Puerto Rico prepares its doctors well
On the other hand, these doctors assure that the academic preparation in Puerto Rico is excellent, but that economic and technological offers sometimes influence health personnel to carry out their studies and medical practice outside the country. “The training of the doctors here in Puerto Rico it’s excellent. What happens is that offers come from the United States, the quality of work there tends to be better. The pay is better. I would say that the situation here with medical plans is the most difficult for a doctor to stay on the island. But here we have the capacity to practice good medicine. Perhaps we don’t have the technology and the facilities that we had back in the United States, but as I tell people with little, we do a lot. Simply having the intention, having the desire and doing it out of vocation, that is the most important thing,” said Hernández Rivera.

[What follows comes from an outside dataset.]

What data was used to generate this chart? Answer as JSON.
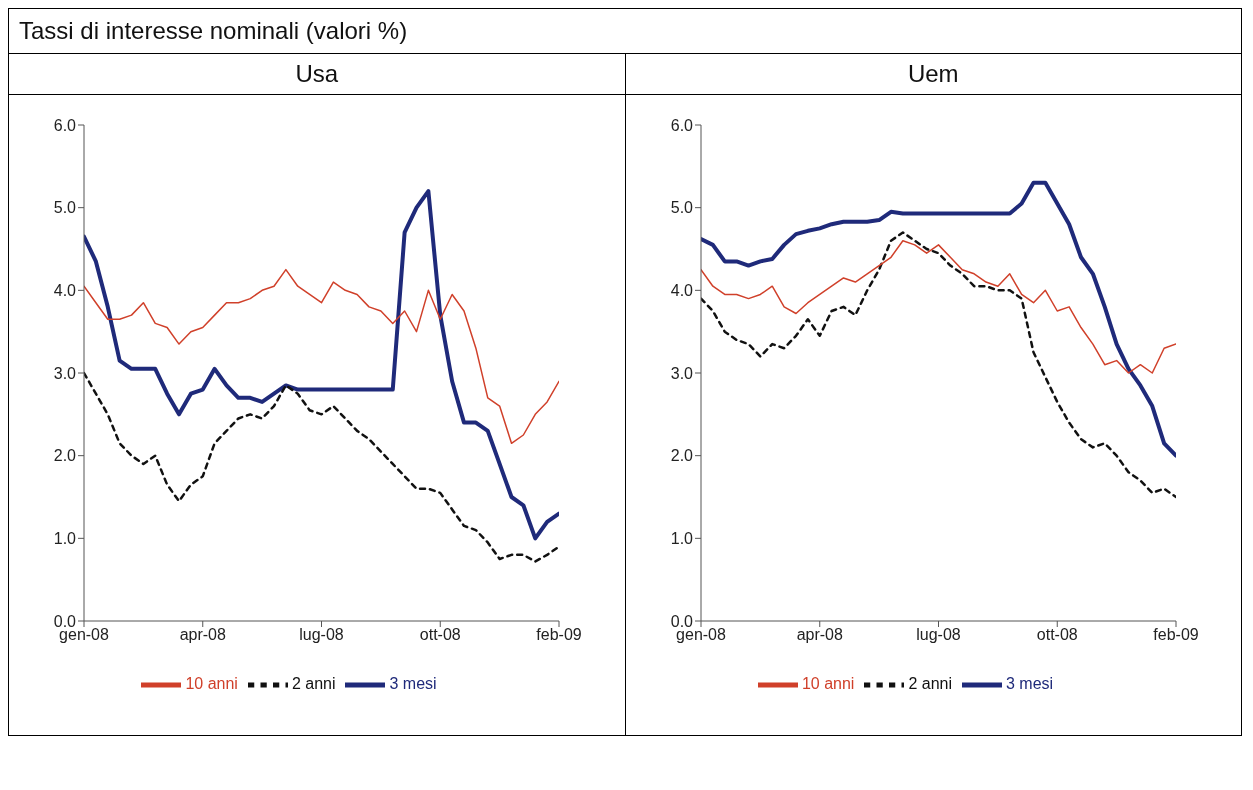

Meanwhile, Valle Irizarry acknowledged that cardiology can be practiced in Puerto Rico, but unfortunately the electrophysiology subspecialty within the cardiology area does not exist as a program in the country. “That is the primary reason why we have to move to other states of the American nation in order to be able to train in electrophysiology and acquire the necessary knowledge to be able to return to the island and provide the services that the population deserves and needs. With regard to technology, well that’s correct, we don’t have the same technology in the United States, but there are hospitals (here) that provide us with this technology, they make and try to make the effort to get what we need to provide you with the best service and quality of care. service to patients in Puerto Rico”, he added.
Call for the return of more doctors
Doctors who are still training or who are about to graduate are encouraged to return to serve their country, form medical groups and even take advantage of the tax incentives offered by the government to encourage the return of the medical class to the country. “Puerto Rico has a huge health crisis and we realize more every day. And there is a tremendous need for both doctors and specialists. That they do not see going to the United States as the solution to the problem. If the country gave them the opportunity to practice medicine here, do their residencies, their internship and train as doctors, even if they have to go there for a while to do their training or subspecialty, they should consider returning to the country to return that favor and contribute to the medicine that is so necessary every day here on our Island,” said Hernández Rivera. Valle Irizarry meanwhile pointed out that “medicine is moving to form groups of doctors from different specialties or subspecialties, which also gives you a certain confidence to return. And there is also the preferential tax rate of 4% that really helps in the finances and well-being of the doctor”.